Nishimiya est une élève douce et attentionnée. Chaque jour, pourtant, elle est harcelée par Ishida, car elle est sourde. Dénoncé pour son comportement, le garçon est à son tour mis à l’écart et renvoyé du lycée. Des années plus tard, il apprend la langue des signes et part à la recherche de la jeune fille.

Etant donné que le langage des signes est très visuel, je pense que c’est pour cela qu’on ne voit pas beaucoup de personnages sourds dans les manga ou la littérature de manière générale. C’est une bonne chose que ce soit mis en avant.

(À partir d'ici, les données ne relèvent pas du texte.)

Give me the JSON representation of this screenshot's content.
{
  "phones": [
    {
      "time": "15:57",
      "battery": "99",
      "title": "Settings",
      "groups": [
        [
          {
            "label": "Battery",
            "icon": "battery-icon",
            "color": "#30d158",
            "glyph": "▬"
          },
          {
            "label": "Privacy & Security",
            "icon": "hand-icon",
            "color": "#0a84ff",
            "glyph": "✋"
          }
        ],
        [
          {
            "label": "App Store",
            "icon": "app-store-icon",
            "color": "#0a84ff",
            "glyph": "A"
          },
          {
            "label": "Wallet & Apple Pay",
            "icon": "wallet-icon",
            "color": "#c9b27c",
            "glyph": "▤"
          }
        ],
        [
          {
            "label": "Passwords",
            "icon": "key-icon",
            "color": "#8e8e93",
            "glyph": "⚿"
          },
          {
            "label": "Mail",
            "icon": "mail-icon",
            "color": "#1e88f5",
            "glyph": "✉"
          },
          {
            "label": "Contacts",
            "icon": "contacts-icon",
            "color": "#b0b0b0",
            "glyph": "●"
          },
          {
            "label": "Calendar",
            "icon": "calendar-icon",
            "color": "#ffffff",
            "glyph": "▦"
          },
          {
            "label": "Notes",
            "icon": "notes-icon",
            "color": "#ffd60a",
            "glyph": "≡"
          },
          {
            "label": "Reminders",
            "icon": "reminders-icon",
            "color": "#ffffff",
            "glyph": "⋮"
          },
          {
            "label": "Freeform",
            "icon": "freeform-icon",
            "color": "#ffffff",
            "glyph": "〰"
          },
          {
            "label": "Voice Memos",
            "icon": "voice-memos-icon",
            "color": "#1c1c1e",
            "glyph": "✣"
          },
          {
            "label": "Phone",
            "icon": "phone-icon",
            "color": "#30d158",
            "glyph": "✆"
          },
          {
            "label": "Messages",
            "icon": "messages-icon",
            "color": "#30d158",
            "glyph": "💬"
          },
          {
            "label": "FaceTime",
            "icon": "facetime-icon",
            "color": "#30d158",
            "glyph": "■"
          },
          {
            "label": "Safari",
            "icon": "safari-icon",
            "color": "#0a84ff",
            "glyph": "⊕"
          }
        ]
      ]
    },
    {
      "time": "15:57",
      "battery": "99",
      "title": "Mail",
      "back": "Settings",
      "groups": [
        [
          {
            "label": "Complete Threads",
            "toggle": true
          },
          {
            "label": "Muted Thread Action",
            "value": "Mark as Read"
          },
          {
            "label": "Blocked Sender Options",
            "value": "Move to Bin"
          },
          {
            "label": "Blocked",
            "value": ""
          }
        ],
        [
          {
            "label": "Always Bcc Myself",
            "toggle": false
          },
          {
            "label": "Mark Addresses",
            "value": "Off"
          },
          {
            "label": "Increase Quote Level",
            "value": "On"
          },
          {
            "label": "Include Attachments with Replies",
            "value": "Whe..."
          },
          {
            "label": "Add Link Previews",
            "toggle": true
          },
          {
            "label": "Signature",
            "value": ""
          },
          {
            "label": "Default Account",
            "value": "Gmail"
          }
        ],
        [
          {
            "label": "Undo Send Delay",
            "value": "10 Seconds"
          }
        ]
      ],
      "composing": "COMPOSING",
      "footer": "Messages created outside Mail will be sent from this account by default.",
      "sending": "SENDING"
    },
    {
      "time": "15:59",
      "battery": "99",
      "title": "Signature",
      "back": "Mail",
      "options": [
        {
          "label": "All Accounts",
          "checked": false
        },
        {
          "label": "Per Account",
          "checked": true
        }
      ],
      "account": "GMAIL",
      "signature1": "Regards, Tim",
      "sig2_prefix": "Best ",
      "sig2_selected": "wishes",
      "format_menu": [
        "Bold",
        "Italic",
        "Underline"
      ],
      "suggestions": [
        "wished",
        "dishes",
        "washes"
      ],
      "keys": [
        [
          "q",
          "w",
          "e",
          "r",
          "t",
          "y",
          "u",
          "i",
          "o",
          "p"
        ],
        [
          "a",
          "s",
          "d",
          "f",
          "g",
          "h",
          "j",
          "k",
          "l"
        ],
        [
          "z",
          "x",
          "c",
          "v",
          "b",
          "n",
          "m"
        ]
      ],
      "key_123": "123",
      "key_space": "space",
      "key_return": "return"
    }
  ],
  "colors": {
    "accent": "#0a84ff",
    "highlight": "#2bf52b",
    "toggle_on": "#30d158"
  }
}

Malheureusement, je ne l’ai pas encore vu mais rien que le thème m’intéresse. Et c’est un sujet qui me parle directement. Le bourreau qui devient ami après avoir découvert la personne derrière le handicap. Si si, c’est possible. Il m’est déjà arrivé de confronter les personnes qui se moquaient de moi et d’en faire des amis. Car n’oubliez pas que dans la nature humaine, tout ce qu’on ne connaît pas, nous fait peur. Et c’est en observant tout ce qui nous entoure qu’on apprend de nouvelles choses. Une véritable ouverture au monde.

Midoriya dans My Hero Academia

Je voulais vraiment terminer avec ce personnage, car je me suis demandé s’il rentrait bien dans le sujet. En effet, Midoryia vit dans un monde où 80% de la population mondiale a un Alter ; comprenez des super-pouvoirs. Un univers rêvé dans les comics qui est à présent réalité. Sauf que Midoriya est un sans Alter. Il fait donc partie des 20% restants. Dans la définition actuelle, je vous ai donnée au début, il est vrai que Midoriya n’a pas de handicap. MAIS on ne vit pas dans le même monde.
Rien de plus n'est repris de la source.